За день я снова смертельно устала, но на сей раз это не могло изменить моих планов. Этой ночью я была намерена бежать. Куда? Что я собиралась делать дальше? Эти вопросы волновали меня в последнюю очередь. Бежать. Перестать быть рабыней. Никогда больше не увидеть человека, считающего себя вправе называться моим хозяином. Никому не позволить совершить надо мной насилие — в каком бы то ни было значении этого слова. Всё остальное — побоку. Если ради этого придётся умереть — а вероятнее всего, так оно и было, — значит, я готова умереть.
Я сделала вид, будто легла спать, как и прошлой ночью. Дождалась, пока стихнут все разговоры, пока все улягутся. Выждала ещё некоторое время. Возможно, спят не все. Вполне вероятно, что надсмотрщик и телохранитель по очереди бдят, ненавязчиво следя, чтобы всё было в порядке. Всё, что мне оставалось, — это пойти на риск.
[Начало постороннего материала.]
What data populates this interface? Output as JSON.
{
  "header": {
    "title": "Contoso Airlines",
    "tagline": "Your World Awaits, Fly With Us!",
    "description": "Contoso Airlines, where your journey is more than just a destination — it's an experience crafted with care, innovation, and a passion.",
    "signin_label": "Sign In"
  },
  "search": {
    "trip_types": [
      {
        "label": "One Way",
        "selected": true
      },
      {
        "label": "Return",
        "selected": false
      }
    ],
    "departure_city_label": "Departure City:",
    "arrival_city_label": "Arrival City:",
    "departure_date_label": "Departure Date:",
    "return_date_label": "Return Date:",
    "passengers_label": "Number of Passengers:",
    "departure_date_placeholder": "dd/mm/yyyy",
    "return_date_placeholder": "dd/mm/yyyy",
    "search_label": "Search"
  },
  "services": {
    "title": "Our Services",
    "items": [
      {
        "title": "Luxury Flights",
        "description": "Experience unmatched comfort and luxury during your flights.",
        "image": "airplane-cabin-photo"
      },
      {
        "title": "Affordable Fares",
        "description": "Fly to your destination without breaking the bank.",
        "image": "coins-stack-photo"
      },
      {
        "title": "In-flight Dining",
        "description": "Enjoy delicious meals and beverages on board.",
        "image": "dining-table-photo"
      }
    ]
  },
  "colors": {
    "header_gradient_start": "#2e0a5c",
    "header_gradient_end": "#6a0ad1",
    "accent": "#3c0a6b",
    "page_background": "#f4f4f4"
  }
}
И понадеяться, что ночная темнота окажется на моей стороне.
Правда, ночь стояла звёздная. Белёсая дымка рассеялась, и теперь от неба трудно было оторвать взгляд. Говорят, самое звёздное небо можно увидеть либо в пустыне, либо в открытом море. В открытом море я побывала лишь однажды, но тогда нас держали в трюме, да и погода стояла неидеальная. Словом, было не до звёзд. А сейчас, невзирая на всю сложность, даже обречённость моей ситуации, я с трудом опустила глаза, переключаясь с усыпанных яркими точками небес на грешную землю.